There were transformations, too, in the house of Spicer South. Windows had been cut, and lamps adopted. It was no longer so crudely a pioneer abode. While they waited for dinner, a girl lightly crossed the stile, and came up to the house. Adrienne met her at the door, while Samson and Horton stood back, waiting. Suddenly, Miss Lescott halted and regarded the newcomer in surprise. It was the same girl she had seen, yet a different girl. Her hair no longer fell in tangled masses. Her feet were no longer bare. Her dress, though simple, was charming, and, when she spoke, her English had dropped its half-illiterate peculiarities, though the voice still held its bird-like melody.

"Oh, Samson," cried Adrienne, "you two have been deceiving me! Sally, you were making up, dressing the part back there, and letting me patronize you."

Sally's laughter broke from her throat in a musical peal, but it still held the note of shyness, and it was Samson who spoke.

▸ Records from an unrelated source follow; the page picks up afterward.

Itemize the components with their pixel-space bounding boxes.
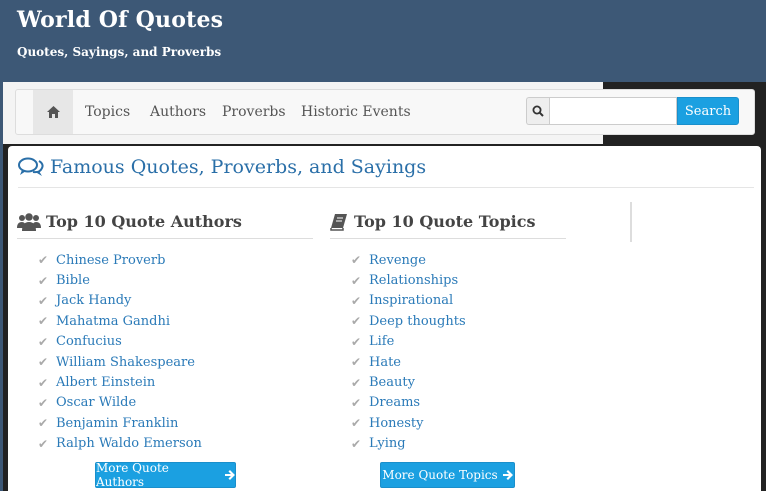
nav-authors[interactable]: Authors [150,104,206,120]
search-input[interactable] [549,97,677,125]
topic-link[interactable]: Hate [369,355,401,370]
list-item[interactable]: ✔ Benjamin Franklin [38,413,202,433]
author-link[interactable]: Oscar Wilde [56,395,136,410]
check-icon: ✔ [38,253,49,268]
topics-heading-text: Top 10 Quote Topics [354,212,536,231]
list-item[interactable]: ✔ Chinese Proverb [38,250,202,270]
check-icon: ✔ [38,355,49,370]
column-divider [630,202,632,242]
users-icon [17,212,41,231]
check-icon: ✔ [351,293,362,308]
list-item[interactable]: ✔ Deep thoughts [351,311,466,331]
site-header: World Of Quotes Quotes, Sayings, and Pro… [0,0,766,82]
check-icon: ✔ [351,436,362,451]
check-icon: ✔ [351,334,362,349]
search-addon [526,97,549,125]
check-icon: ✔ [351,355,362,370]
title-divider [18,187,754,188]
authors-rule [17,238,313,239]
list-item[interactable]: ✔ Dreams [351,393,466,413]
author-link[interactable]: Benjamin Franklin [56,416,178,431]
list-item[interactable]: ✔ Relationships [351,270,466,290]
list-item[interactable]: ✔ Lying [351,434,466,454]
topic-link[interactable]: Honesty [369,416,423,431]
list-item[interactable]: ✔ Mahatma Gandhi [38,311,202,331]
arrow-right-icon [225,470,235,480]
more-quote-topics-button[interactable]: More Quote Topics [380,462,515,488]
list-item[interactable]: ✔ Jack Handy [38,291,202,311]
search-form: Search [526,97,739,125]
list-item[interactable]: ✔ Revenge [351,250,466,270]
list-item[interactable]: ✔ Inspirational [351,291,466,311]
topic-link[interactable]: Revenge [369,253,426,268]
topics-list: ✔ Revenge ✔ Relationships ✔ Inspirational ✔… [351,250,466,454]
nav-proverbs[interactable]: Proverbs [222,104,286,120]
more-quote-authors-button[interactable]: More Quote Authors [95,461,236,489]
check-icon: ✔ [38,395,49,410]
author-link[interactable]: Mahatma Gandhi [56,314,170,329]
topic-link[interactable]: Lying [369,436,406,451]
page-title-text: Famous Quotes, Proverbs, and Sayings [50,156,427,178]
check-icon: ✔ [38,334,49,349]
list-item[interactable]: ✔ William Shakespeare [38,352,202,372]
list-item[interactable]: ✔ Confucius [38,332,202,352]
page-title: Famous Quotes, Proverbs, and Sayings [18,156,426,178]
nav-topics[interactable]: Topics [85,104,130,120]
topic-link[interactable]: Inspirational [369,293,453,308]
list-item[interactable]: ✔ Honesty [351,413,466,433]
check-icon: ✔ [38,273,49,288]
author-link[interactable]: Confucius [56,334,122,349]
topics-heading: Top 10 Quote Topics [330,212,535,231]
authors-list: ✔ Chinese Proverb ✔ Bible ✔ Jack Handy ✔ Mah… [38,250,202,454]
check-icon: ✔ [351,416,362,431]
site-title[interactable]: World Of Quotes [17,7,223,33]
author-link[interactable]: Bible [56,273,90,288]
list-item[interactable]: ✔ Ralph Waldo Emerson [38,434,202,454]
site-tagline: Quotes, Sayings, and Proverbs [17,45,222,59]
list-item[interactable]: ✔ Bible [38,270,202,290]
check-icon: ✔ [351,273,362,288]
list-item[interactable]: ✔ Oscar Wilde [38,393,202,413]
check-icon: ✔ [351,253,362,268]
check-icon: ✔ [351,314,362,329]
speech-bubbles-icon [18,157,44,176]
check-icon: ✔ [38,314,49,329]
topic-link[interactable]: Life [369,334,394,349]
author-link[interactable]: Ralph Waldo Emerson [56,436,202,451]
check-icon: ✔ [351,395,362,410]
topic-link[interactable]: Deep thoughts [369,314,466,329]
topic-link[interactable]: Beauty [369,375,415,390]
home-icon [46,106,60,118]
arrow-right-icon [502,470,513,480]
authors-heading: Top 10 Quote Authors [17,212,242,231]
authors-heading-text: Top 10 Quote Authors [46,212,242,231]
check-icon: ✔ [351,375,362,390]
search-icon [532,105,544,117]
nav-historic-events[interactable]: Historic Events [301,104,411,120]
author-link[interactable]: Albert Einstein [56,375,155,390]
list-item[interactable]: ✔ Hate [351,352,466,372]
topic-link[interactable]: Dreams [369,395,420,410]
main-content: Famous Quotes, Proverbs, and Sayings Top… [8,146,761,491]
author-link[interactable]: William Shakespeare [56,355,195,370]
check-icon: ✔ [38,436,49,451]
more-topics-label: More Quote Topics [382,468,498,482]
topics-rule [330,238,566,239]
list-item[interactable]: ✔ Life [351,332,466,352]
topic-link[interactable]: Relationships [369,273,458,288]
list-item[interactable]: ✔ Beauty [351,372,466,392]
home-button[interactable] [33,90,73,134]
check-icon: ✔ [38,375,49,390]
check-icon: ✔ [38,416,49,431]
main-navbar: Topics Authors Proverbs Historic Events … [15,89,755,135]
book-icon [330,213,347,231]
author-link[interactable]: Chinese Proverb [56,253,165,268]
search-button[interactable]: Search [677,97,739,125]
more-authors-label: More Quote Authors [96,461,169,489]
check-icon: ✔ [38,293,49,308]
author-link[interactable]: Jack Handy [56,293,131,308]
list-item[interactable]: ✔ Albert Einstein [38,372,202,392]
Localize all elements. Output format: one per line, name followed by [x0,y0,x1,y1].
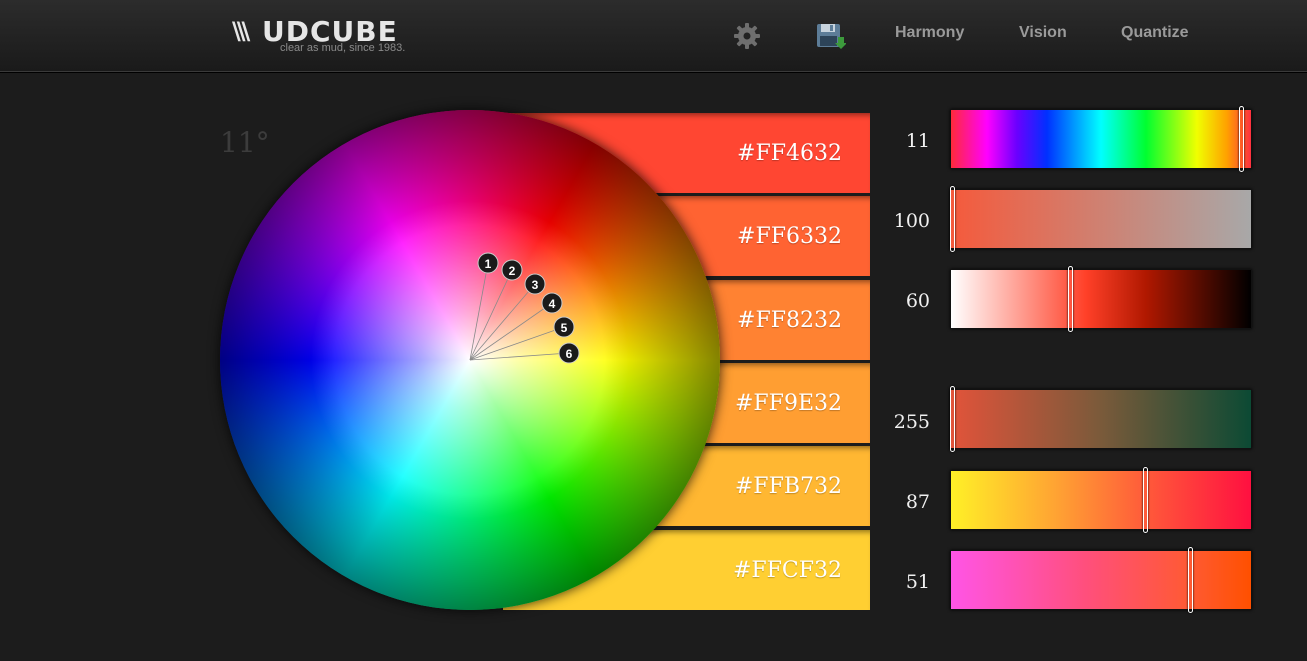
gear-icon[interactable] [733,22,761,50]
marker-number: 1 [485,257,492,271]
logo-wing-icon: \\\ [232,17,250,45]
nav-harmony[interactable]: Harmony [895,24,964,42]
save-icon[interactable] [816,22,846,50]
green-slider-thumb[interactable] [1143,467,1148,533]
blue-value: 51 [905,571,930,593]
wheel-marker-2[interactable]: 2 [501,259,523,281]
swatch-hex: #FFCF32 [732,558,842,583]
saturation-slider[interactable] [950,186,1252,252]
lightness-slider[interactable] [950,266,1252,332]
color-wheel[interactable]: 1 2 3 4 5 6 [220,110,720,610]
hue-slider-thumb[interactable] [1239,106,1244,172]
blue-slider[interactable] [950,547,1252,613]
blue-slider-thumb[interactable] [1188,547,1193,613]
green-slider[interactable] [950,467,1252,533]
swatch-hex: #FF4632 [737,141,842,166]
lightness-value: 60 [905,290,930,312]
marker-number: 2 [509,264,516,278]
marker-number: 4 [549,297,556,311]
swatch-hex: #FF6332 [737,224,842,249]
red-slider[interactable] [950,386,1252,452]
red-slider-thumb[interactable] [950,386,955,452]
nav-quantize[interactable]: Quantize [1121,24,1189,42]
wheel-marker-6[interactable]: 6 [558,342,580,364]
marker-number: 6 [566,347,573,361]
saturation-slider-thumb[interactable] [950,186,955,252]
top-bar: \\\ UDCUBE clear as mud, since 1983. Har… [0,0,1307,72]
wheel-markers-layer: 1 2 3 4 5 6 [469,252,580,364]
hue-value: 11 [905,130,930,152]
marker-number: 5 [561,321,568,335]
wheel-marker-4[interactable]: 4 [541,292,563,314]
wheel-marker-1[interactable]: 1 [477,252,499,274]
green-value: 87 [905,491,930,513]
nav-vision[interactable]: Vision [1019,24,1067,42]
saturation-value: 100 [893,210,930,232]
wheel-marker-3[interactable]: 3 [524,273,546,295]
wheel-marker-5[interactable]: 5 [553,316,575,338]
swatch-hex: #FF9E32 [734,391,842,416]
lightness-slider-thumb[interactable] [1068,266,1073,332]
logo-tagline: clear as mud, since 1983. [280,42,406,54]
logo[interactable]: \\\ UDCUBE clear as mud, since 1983. [232,14,412,58]
marker-number: 3 [532,278,539,292]
swatch-hex: #FFB732 [734,474,842,499]
red-value: 255 [893,411,930,433]
hue-slider[interactable] [950,106,1252,172]
swatch-hex: #FF8232 [737,308,842,333]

"I made the others ride on, and I got Sally to meet you just as she was when I left her to go East." He spoke with a touch of the mountaineer's over-sensitive pride. "I wanted you first to see my people, not as they are going to be, but as they were. I wanted you to know how proud I am of them—just that way."

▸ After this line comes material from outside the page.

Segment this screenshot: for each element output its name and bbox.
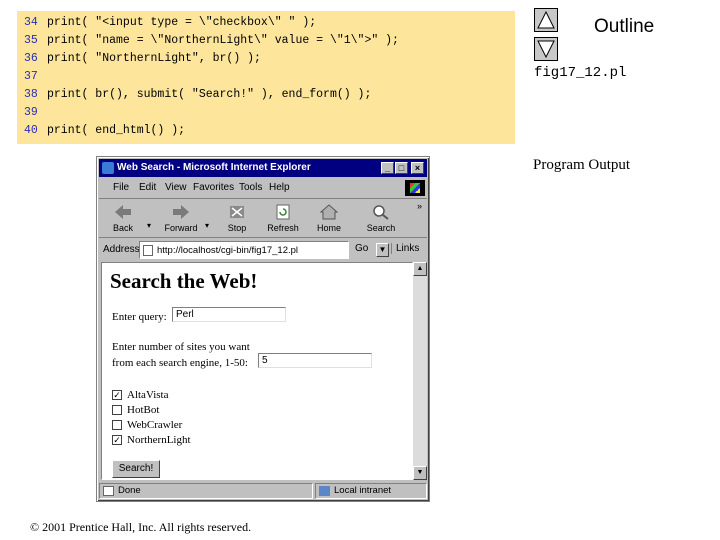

That evening, the four of them walked together over to the cabin of the Widow Miller. At the stile, Adrienne Lescott turned to the girl, and said:

"I suppose this place is preempted. I'm going to take Wilfred down there by the creek, and leave you two alone."

Sally protested with mountain hospitality, but even under the moon she once more colored adorably.

Adrienne turned up the collar of her sweater around her throat, and, when she and the man who had waited, stood leaning on the rail of the footbridge, she laid a hand on his arm.

"Has the water flowed by my mill, Wilfred?" she asked.

"What do you mean?" His voice trembled.